Yes, she's won Grammys, a Golden Globe and an Academy Award.

But the level, skill and quality of her song writing still seems to sail past many.


That's what was so great about "Son of a Gun," the song she did with Janet Jackson and Missy Elliott a year after The Bedroom Tapes.  The song utilized the chorus of "You're So Vain" as well as the song's strutting open but, more than just that, Janet's new lyrics got to the heart of the strength and fire and passion that is at the heart of Carly's work.


Before The Bedroom Tapes, Carly was no slouch in the album department.  Anticipation, Playing Possum.
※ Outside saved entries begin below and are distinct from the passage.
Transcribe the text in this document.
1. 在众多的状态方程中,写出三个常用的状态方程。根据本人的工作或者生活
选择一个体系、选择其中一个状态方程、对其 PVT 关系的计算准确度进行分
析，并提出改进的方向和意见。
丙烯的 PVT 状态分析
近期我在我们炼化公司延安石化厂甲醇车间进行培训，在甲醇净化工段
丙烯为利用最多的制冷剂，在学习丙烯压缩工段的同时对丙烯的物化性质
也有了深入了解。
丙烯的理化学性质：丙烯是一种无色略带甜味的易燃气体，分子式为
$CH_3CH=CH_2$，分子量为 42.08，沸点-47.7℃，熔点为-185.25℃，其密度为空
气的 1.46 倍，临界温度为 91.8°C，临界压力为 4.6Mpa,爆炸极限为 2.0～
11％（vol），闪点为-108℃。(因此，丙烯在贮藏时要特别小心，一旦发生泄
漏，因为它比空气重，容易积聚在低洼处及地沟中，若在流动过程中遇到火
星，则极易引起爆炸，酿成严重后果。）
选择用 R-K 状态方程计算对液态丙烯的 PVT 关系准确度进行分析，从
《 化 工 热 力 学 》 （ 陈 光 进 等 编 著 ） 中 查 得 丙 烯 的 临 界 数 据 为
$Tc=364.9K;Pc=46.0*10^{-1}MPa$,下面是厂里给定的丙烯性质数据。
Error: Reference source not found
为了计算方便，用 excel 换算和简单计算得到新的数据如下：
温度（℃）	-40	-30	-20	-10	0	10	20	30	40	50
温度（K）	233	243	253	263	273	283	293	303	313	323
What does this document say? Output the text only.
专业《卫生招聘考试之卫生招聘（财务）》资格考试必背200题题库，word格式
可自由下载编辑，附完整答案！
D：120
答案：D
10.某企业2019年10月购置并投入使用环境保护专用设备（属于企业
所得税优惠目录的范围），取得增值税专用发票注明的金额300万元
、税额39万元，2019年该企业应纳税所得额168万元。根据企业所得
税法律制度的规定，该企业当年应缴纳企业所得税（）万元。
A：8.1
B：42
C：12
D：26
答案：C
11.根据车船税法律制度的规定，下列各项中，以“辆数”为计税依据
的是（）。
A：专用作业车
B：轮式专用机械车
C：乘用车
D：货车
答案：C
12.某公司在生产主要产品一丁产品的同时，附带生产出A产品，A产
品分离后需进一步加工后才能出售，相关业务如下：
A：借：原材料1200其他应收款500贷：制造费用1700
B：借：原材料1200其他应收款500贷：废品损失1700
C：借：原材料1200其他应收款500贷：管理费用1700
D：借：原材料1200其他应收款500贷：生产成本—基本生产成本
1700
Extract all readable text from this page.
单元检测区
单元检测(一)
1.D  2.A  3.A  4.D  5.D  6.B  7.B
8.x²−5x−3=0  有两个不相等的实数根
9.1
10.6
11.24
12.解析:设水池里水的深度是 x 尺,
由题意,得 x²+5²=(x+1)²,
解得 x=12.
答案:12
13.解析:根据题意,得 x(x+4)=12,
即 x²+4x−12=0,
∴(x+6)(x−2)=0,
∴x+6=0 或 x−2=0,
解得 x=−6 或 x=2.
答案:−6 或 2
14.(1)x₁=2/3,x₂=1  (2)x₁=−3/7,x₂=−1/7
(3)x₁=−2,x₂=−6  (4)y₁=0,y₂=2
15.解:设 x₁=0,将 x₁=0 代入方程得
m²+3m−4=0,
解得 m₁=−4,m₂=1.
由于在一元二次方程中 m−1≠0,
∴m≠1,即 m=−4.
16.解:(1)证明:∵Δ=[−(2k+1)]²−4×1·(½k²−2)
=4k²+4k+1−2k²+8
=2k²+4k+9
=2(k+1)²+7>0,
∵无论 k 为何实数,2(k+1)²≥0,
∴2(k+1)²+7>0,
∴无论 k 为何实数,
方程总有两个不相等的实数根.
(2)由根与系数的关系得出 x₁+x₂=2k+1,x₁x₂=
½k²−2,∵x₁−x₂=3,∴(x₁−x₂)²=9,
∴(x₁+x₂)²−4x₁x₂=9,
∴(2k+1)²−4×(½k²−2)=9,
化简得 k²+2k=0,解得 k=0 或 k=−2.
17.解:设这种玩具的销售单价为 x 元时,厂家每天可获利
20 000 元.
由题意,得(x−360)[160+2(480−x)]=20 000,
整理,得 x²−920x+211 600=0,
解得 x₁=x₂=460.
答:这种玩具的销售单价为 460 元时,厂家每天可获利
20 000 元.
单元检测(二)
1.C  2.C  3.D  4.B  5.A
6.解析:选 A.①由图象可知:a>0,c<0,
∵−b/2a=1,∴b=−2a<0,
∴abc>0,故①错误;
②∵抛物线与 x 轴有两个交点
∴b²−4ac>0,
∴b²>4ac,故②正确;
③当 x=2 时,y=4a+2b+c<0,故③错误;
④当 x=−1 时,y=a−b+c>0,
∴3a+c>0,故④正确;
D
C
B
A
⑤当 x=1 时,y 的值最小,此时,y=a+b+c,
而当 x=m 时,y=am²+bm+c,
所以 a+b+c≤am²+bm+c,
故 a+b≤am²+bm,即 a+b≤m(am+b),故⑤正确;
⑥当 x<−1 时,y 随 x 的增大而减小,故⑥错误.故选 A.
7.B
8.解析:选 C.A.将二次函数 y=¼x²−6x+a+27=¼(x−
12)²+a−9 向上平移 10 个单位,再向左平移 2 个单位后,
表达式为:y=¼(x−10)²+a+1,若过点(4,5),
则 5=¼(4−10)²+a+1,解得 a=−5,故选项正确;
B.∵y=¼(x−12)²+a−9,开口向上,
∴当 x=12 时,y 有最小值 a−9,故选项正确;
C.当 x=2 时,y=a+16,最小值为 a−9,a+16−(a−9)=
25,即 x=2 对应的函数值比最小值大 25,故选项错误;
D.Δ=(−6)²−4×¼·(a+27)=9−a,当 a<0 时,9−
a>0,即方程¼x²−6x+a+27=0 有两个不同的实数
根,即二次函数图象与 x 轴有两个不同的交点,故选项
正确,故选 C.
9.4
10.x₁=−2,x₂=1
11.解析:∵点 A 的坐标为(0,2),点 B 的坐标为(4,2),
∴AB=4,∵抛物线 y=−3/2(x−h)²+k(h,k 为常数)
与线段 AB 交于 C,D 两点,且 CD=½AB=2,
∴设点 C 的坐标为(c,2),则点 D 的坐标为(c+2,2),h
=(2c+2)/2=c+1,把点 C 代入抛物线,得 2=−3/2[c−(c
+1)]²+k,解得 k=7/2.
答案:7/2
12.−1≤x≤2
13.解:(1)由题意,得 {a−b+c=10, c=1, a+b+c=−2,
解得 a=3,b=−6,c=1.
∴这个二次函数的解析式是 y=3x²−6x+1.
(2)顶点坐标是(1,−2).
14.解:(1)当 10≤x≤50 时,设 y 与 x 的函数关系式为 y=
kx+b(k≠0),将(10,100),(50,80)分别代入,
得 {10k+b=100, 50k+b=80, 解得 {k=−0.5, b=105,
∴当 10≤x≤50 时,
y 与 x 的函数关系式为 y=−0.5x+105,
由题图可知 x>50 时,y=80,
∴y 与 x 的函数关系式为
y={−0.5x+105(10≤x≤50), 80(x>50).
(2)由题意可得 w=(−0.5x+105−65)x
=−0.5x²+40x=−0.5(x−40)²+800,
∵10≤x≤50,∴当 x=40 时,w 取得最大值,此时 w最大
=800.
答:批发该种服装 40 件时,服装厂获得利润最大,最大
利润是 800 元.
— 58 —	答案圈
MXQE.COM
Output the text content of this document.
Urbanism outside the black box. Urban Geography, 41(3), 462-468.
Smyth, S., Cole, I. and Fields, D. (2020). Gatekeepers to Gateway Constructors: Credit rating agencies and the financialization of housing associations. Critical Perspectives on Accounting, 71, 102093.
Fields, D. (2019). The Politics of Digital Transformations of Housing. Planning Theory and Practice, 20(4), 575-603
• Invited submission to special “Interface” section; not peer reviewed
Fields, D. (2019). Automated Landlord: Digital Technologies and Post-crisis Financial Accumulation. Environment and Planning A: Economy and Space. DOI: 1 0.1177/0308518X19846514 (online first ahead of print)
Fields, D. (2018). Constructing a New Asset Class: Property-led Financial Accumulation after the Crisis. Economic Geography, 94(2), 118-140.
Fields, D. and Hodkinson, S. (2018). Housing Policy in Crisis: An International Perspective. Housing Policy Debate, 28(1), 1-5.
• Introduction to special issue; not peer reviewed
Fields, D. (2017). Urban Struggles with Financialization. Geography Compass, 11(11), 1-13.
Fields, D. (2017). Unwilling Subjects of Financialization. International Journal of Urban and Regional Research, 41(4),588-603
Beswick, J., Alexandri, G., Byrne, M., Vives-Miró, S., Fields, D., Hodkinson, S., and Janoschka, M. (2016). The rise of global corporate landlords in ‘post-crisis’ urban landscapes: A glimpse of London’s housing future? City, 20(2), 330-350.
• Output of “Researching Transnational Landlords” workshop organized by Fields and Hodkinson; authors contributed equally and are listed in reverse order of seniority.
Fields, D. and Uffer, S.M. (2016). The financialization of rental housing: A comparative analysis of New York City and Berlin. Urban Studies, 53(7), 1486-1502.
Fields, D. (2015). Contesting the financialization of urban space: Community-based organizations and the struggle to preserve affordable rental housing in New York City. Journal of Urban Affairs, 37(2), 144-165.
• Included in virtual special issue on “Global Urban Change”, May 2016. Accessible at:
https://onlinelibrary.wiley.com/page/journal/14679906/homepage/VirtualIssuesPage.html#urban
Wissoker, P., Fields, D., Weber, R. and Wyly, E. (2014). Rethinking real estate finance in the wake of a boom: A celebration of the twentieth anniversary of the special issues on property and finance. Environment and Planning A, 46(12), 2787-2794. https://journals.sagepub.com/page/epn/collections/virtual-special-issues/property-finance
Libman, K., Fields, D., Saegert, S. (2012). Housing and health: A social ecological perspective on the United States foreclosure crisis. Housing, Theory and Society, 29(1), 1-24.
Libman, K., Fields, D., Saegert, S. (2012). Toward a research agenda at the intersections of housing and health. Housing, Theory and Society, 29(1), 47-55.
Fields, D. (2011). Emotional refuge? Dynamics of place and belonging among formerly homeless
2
No Secrets, Torch, Hello Big Man, Coming Around Again, My RomanceHave You Seen Me Lately? and Letters Never Sent were powerful albums, first rate ones.

But The Bedroom Tapes really was the one that comes out of nowhere and surprises you with just how much mastery one can have over the form.

"Big Dumb Guy" is an erotic number that also manages to address technology -- in fact, it really underscores how quickly tech goes out of date while the primal attraction never does.

"So Many Stars" is a track whose considerable music and lyrics are overpowered by one's awe for the lead vocal.  Carly hits notes that yet again demonstrate she could have made it as a singer alone -- unlike many of her peers (male and female) whose singing required that they write their own songs in order to have a shot at a recording career.

"So Many Stars" may be one of her most impressive vocal since "Life Is Eternal" and "Holding Me Tonight" (Have You Seen Me Lately?).  One.  I'll come back to that.

"Cross The River" is a blend of strong vocals that provide buoyancy to the track and have you singing along to, "If only we could cross the river, we could get a jump-start on life . . ."  Steve Gadd's drumming is the perfect counterpoint to Carly, Liam O'Maonlai, Jill Dell'Abate and The Rankin Sisters vocals.

The Rankin Sisters -- Cookie, Heather and the late Raylene of The Rankin Family -- also provide key background vocals on "Scar" -- a song that took courage to write.

Carly recorded this album at her home -- hence The Bedroom Tapes -- and did it following a period where she didn't think she could write or record anymore.  This was after her breast cancer.  And "Scar" addresses that straight on -- and notes the reaction of one man (Warren Beatty) who wants to know how she is and when she shares "a few of the overall details, He said: That's too bad, And he's never called me again."  She contrasts that with:

A big man will love you
Even more when you're hurtin'
And a really big man
Loves a really good scar

Leading into the powerful chorus:

Cause the dawn breaks 
And it's breaking your heart
There's a wise woman
She sits at the end of the bar
She says: Look for the signs
You won't have to look far 
Lead with your spirit and follow
Follow your scar

And that could have been the crowning moment of the album.

It's powerful, it's honest and it's so damn musical.

Among all her songwriting peers, Carly truly does excel at prosody.


But she manages to top herself -- in vocals and in songwriting -- with "In Honor Of You (George)" -- her tribute to George Gershwin that blends George and Ira Gershwin's "Embraceable You" with new lyrical and musical drive and tension provided by Carly.


It's a crowning achievement of an excellent album.

The good news is that Carly's gone on to create strong work but The Bedroom Tapes can still surprise with its passion and excellence.

At The Third Estate Sunday Review last month, we noted:

Carly's album was released May 16, 2000 -- fourteen days after it was announced Clive Davis was being forced out as the president of Arista.  
Carly's album was lost in the shuffle.


Don't pass up your chance to catch up on a masterpiece you may have missed.